I was lying on my very own bed, finally able to return home now that Lugh had been convicted and supposedly punished for my crimes. It wasn’t much of a comfort, not the way I felt. Saul, who was playing nursemaid, laid an ice pack on my forehead. It didn’t really help, but I couldn’t stand just lying there, suffering without trying to make it go away.

“You’ll feel better soon,” Saul assured me, but he was wrong. The last time I’d gotten this sick, it had lasted a solid three days, though admittedly the intensity had eased over time.

The doorbell rang, sending a spike of agony through my head. For a moment, I thought I’d black out, but no such luck.

“Sorry,” Saul murmured, then sprinted out of the room.

I threw the useless ice pack aside, then pulled my pillow out from under me and hugged it to my face, hoping blocking out the light would make the pain go away.
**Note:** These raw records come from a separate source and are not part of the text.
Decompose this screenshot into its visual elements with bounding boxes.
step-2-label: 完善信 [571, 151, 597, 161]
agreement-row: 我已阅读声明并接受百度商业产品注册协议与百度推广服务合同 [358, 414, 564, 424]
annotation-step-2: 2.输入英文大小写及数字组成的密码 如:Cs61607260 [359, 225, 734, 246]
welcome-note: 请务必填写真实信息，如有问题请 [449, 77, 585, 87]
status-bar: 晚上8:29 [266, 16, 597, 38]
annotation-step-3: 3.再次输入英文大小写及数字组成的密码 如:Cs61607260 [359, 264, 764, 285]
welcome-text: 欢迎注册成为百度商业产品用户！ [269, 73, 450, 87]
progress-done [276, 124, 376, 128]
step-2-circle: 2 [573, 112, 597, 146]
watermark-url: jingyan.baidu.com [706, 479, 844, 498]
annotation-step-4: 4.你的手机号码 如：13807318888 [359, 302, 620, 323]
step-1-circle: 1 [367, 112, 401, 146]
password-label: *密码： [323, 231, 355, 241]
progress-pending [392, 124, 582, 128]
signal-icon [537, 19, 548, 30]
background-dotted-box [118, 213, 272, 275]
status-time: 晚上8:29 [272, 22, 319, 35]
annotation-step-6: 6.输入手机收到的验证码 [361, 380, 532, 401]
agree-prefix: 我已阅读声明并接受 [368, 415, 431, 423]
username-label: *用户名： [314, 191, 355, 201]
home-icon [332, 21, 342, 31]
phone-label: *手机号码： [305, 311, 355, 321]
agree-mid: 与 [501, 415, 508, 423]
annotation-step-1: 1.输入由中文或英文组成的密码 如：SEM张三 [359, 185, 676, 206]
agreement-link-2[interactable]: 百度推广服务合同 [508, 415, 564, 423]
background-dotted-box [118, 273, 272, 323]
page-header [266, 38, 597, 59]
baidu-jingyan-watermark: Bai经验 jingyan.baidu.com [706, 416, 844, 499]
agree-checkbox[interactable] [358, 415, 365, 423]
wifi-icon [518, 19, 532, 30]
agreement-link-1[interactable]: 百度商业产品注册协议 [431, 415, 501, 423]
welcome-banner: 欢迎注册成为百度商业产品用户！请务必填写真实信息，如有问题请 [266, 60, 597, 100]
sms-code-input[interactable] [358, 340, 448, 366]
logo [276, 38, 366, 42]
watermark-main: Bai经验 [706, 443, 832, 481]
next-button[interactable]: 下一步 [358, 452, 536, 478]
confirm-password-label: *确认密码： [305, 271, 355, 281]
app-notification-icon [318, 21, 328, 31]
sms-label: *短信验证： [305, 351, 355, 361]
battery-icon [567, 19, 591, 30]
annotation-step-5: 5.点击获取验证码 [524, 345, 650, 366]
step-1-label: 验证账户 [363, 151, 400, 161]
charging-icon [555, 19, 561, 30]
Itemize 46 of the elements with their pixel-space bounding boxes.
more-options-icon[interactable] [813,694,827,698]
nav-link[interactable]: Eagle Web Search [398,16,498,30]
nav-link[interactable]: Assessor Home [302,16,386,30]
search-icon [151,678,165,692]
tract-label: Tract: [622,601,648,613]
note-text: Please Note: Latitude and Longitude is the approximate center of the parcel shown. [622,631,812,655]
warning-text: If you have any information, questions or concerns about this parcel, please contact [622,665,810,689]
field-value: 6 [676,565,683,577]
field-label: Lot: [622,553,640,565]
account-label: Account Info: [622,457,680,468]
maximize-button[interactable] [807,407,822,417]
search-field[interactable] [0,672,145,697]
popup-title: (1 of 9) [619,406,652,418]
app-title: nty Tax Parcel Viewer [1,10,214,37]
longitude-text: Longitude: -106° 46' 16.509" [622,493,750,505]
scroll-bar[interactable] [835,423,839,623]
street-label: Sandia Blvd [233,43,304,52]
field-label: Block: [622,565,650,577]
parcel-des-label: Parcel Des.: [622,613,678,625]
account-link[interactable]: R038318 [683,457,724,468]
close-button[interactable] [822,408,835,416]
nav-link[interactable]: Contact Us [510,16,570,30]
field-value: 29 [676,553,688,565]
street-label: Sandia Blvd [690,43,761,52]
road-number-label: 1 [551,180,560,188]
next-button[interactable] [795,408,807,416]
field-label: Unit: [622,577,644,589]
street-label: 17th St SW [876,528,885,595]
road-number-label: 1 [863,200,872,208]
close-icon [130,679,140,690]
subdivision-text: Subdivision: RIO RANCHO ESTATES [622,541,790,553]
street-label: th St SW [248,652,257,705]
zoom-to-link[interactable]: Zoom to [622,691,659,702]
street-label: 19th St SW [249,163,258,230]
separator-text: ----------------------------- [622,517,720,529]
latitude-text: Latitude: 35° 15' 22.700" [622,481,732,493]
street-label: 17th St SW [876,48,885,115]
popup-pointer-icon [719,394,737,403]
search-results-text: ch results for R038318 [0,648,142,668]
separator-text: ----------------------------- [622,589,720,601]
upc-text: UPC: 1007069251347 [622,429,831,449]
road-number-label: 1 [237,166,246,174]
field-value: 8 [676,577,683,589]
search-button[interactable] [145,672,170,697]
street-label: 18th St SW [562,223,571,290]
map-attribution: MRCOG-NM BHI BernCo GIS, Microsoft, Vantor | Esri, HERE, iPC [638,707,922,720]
The pillow muffled my hearing, but not so much that I couldn’t hear Saul greeting Barbie at the door. When he’d invited her to come over—against my wishes, though I was too sick to put up much of an argument—he’d considerately let the front desk know in advance and asked them not to call up to the apartment. I wished he’d told her not to ring the bell, though how he would have known she’d arrived, I don’t know.

My nose told me she’d brought dinner, which made my very empty stomach heave again. I couldn’t even keep down a couple sips of water, and if I didn’t get the vomiting under control, I was going to end up in the hospital so I could get IV fluids. And wouldn’t it just be great fun to have the doctors there trying to figure out what was wrong with me? I’d be poked, prodded, and probed for the duration of my stay, and it would all be for nothing.

“Saul!” I yelled, as loudly as I dared. I didn’t think my voice carried at all, but the sound still made my head pound.

“Did you call?” Saul asked a few moments later.

“Yeah. Can you please close the door? The smell of food is not doing good things for me.”

“Oh. Sorry. Sure.”

The door closed, and I was left by myself, fighting the pain, wishing I could fast forward my life. Through the closed door, I heard the soft murmur of Saul’s and Barbie’s voices, punctuated by the occasional laugh. They were getting along famously. I tried to be glad about that, although I thought it was risky for any of us to hang out with her for any extended period of time. She was just too perceptive, and I feared she would begin poking holes in our story in no time. Hell, considering how she had Saul thinking with his little head instead of his big one, he was probably spewing all our secrets right now. I was in no shape to stop him if he was.